JEMBER, (suaraindonesia.co.id)- Akibat saluran irigasi yang dipindah, puluhan petani dari Desa Puger Wetan dan Puger Kulon Rabu siang (11/7) mendatangi kantor DPRD Jember.

Kepada anggota Komisi C DPRD Jember yang menemuinya, para petani mengadukan pengubahan saluran air ke sawah warga akibat pembangunan pabrik semen Indonesia Jember Hongshi Cement Limited di kawasan Gunung Sadeng Puger.

“Saluran air tiba-tiba dibangun dan berbelok-belok. Ini untuk kepentingan pabrik semen baru,” ucap Abdul Rois, Ketua Kelompok Tani Nelayan Andalan Kecamatan Puger.

Rois juga mengatakan saat musim kemarau terjadi maka petani kesulitan air, sedangkan musim hujan maka banjir. Padahal, saluran air ini sangat vital untuk petani sekitar.

“Total untuk sawah di Puger Wetan dan Puger Kulon yang berharap pada saluran ini sekitar 300 hektare yang dimiliki ratusan bahkan ribuan petani,” ucap Rois.

Para petani sudah resah dengan kondisi pembangunan saluran yang diprediksi dilakukan perusahaan sudah mencapai 60 persen.“Dampak seperti itu yang tidak dipikirkan,” tegasnya.

Sementara itu, Rokib, warga yang lain menegaskan pihaknya tidak menolak keberadaan pabrik semen baru disana. “Tetapi paling tidak jika ada pembangunan seharusnya izin kepada masyarakat sekitar,” jelasnya. Bahkan informasinya kepada pihak desa maupun kecamatan pun tidak ada izin.

“Seharusnya kan setiap pembangunan ini ada sosialisasi ke masyarakat.
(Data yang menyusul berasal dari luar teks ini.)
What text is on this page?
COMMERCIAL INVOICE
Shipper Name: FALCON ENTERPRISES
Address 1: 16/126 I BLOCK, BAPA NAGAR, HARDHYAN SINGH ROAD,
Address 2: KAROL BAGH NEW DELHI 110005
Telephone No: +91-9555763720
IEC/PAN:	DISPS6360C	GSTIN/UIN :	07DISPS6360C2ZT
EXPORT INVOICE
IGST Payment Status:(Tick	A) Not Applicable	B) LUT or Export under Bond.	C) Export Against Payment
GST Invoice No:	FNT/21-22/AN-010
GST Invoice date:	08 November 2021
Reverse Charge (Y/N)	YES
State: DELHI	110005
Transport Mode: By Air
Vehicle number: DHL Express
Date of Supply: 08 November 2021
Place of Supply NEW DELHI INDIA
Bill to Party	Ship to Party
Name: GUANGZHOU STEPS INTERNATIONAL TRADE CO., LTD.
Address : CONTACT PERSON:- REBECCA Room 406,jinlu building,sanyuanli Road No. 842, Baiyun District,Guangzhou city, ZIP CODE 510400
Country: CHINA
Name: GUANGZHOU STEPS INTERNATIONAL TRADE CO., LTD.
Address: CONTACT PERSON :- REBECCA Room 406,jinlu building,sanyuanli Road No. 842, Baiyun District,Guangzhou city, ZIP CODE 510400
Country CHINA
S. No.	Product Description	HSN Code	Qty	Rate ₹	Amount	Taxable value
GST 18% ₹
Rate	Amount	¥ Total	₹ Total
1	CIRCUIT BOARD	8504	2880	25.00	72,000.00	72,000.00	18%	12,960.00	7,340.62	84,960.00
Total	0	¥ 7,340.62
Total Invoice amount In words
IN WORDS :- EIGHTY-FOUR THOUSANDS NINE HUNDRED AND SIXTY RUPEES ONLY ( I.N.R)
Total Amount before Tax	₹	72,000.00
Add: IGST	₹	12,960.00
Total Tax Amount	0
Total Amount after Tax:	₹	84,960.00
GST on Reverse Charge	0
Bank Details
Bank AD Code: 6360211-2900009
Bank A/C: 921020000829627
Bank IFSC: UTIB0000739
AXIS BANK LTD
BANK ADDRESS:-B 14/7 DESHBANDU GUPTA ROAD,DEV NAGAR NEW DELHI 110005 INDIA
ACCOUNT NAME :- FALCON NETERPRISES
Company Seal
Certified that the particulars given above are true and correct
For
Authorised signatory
Tetapi ini sama sekali tidak ada pemberitahuan kepada masyarakat. Dianggapnya Puger ini hutan tidak ada masyarakatnya,” tutur Rokib.

Rokib mewakili para petani meminta kepada pemerintah daerah untuk meninjau ulang izin yang diberikan kepada perusahaan yang berasal dari China itu.

Dilain pihak plt Kepala Dinas Pekerjaan Umum Bina Marga dan Sumber Daya Air Jember Rasyid Zakaria, mengaku dirinya tidak berwenang dalam prosen ijin pabrik.

“Ijin pabrik yang investasinya sebesar Rp 5,6 triliun ini semua dari pemerintah pusat yang turun kepada propinsi dan bupati,” katanya.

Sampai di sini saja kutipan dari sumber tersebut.